One Kansas County Lets People Donate to After-School Programs to Reduce their Criminal Penalties

Topeka, KS— Diversion agreements keep criminal charges off someone’s record and even spare them jail time — assuming they can afford the cost of diversion.

A DUI diversion in Thomas County in northwest Kansas has a $750 fine and $158 of court costs tacked on, but the county adds an additional, mostly unheard of, clause: a donation to the Colby Public Schools’ after-school program.

That donation is spelled out in black and white in the diversion agreement. The USD 315 After School Program netted $5,850 from 26 people in 2022. Most people were under court orders to pay about $200.

“I just don’t think that was how diversion was intended,” said Rep. Stephen Owens in December. Owens is the Republican chair of the House Corrections and Juvenile Justice committee.

Donation clauses in diversion are technically allowed in state law, but Owens said he is taking a look at the program.

Christopher Rohr, the county attorney in Thomas County, sets the rules for his diversion program. He said he would review his policy to see if changes were needed.

Rohr didn’t respond to questions asking if anyone was ever sent to jail because they couldn’t afford the donation.

Even with lawmakers possibly stepping in, the language in Thomas County underscores a concern that diversion is too costly and keeps people from getting the help they need.

Jessica Glendening, the chief public defender in Shawnee County, said the clause in Thomas County is unusual. But Glendening has worked in legal defense for decades and said diversion regularly comes with clauses that can hurt low-income Kansans.

While Thomas County has donations to public school programs, other counties created fines specifically to fund violence prevention programs. She’s heard some counties require money seized from an arrest be forfeited to law enforcement, sometimes costing people thousands of dollars. Other times, diversion fees can run up to $10,000.

She wants diversion to be run by the courts so the state would have a consistent approach. Currently, each county can set the terms of its diversion agreements.

“Diversion is supposed to be a shot at redemption and atonement and reducing recidivism,” she said, “and the goal should be closely tied to those things.”

Diversion keeps criminal charges off someone’s record by agreeing to a list of alternative punishments. They can be fines for the offense, covering court fees created by the offense or going through treatment programs.

For a DUI, that could be teaching someone how to manage their alcohol consumption. Diversion could also require an apology note to the victim. Whatever the program, Glendening and others say it needs to focus less on monetary punishment and more on rehabilitation.

“The ability to pay money is not a true form of accountability or real ties to behavior shifts or learning opportunities,” said Priya Sarathy Jones, deputy executive director of the Fines and Fees Justice Center.

Sarathy Jones said fines and fees don’t dole out punishment fairly. Wealthier offenders might not even notice a fine. To others, it could mean missing meals.

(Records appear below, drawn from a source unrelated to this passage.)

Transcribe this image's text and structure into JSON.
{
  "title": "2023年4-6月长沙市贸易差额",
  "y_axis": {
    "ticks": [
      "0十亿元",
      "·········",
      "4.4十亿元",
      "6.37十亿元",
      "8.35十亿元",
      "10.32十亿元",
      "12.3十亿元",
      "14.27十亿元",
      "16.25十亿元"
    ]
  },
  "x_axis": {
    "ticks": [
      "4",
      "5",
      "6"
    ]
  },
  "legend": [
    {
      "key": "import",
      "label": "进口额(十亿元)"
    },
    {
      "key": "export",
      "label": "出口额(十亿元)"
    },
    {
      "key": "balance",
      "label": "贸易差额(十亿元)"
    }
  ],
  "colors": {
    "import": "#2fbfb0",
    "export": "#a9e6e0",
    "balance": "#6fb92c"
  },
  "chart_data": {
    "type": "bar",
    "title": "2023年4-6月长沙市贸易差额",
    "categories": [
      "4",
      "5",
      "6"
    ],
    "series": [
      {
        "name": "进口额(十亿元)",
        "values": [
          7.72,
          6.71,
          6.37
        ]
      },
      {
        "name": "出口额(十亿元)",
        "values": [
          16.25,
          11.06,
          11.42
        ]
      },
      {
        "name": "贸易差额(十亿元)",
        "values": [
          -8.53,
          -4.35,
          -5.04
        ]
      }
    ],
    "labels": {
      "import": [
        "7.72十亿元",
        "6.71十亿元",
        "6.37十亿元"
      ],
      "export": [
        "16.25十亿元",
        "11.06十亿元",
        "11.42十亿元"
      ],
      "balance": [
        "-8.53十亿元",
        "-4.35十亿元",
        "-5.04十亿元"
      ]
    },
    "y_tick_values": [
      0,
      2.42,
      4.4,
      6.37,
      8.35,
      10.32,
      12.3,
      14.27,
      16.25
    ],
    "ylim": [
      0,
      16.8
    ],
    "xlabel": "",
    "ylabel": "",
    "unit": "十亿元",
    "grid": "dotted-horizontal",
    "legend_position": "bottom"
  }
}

KCUR reported in October that diversion can cost individuals hundreds of dollars, but make only a minor fraction of a city or county’s budget. That led to concerns that it created a two-tiered system of justice — one for people who can afford the cost without much pain, and a more onerous one for poor people..

Sarathy Jones said that punishing someone monetarily — like through a donation — doesn’t make them less likely to re-offend. She wants counties and cities to do away with fees because diversion and court systems are key functions of the government, and she said they should be funded by everyone.

“It is shockingly low what can derail a person’s day-to-day life from a financial standpoint,” she said.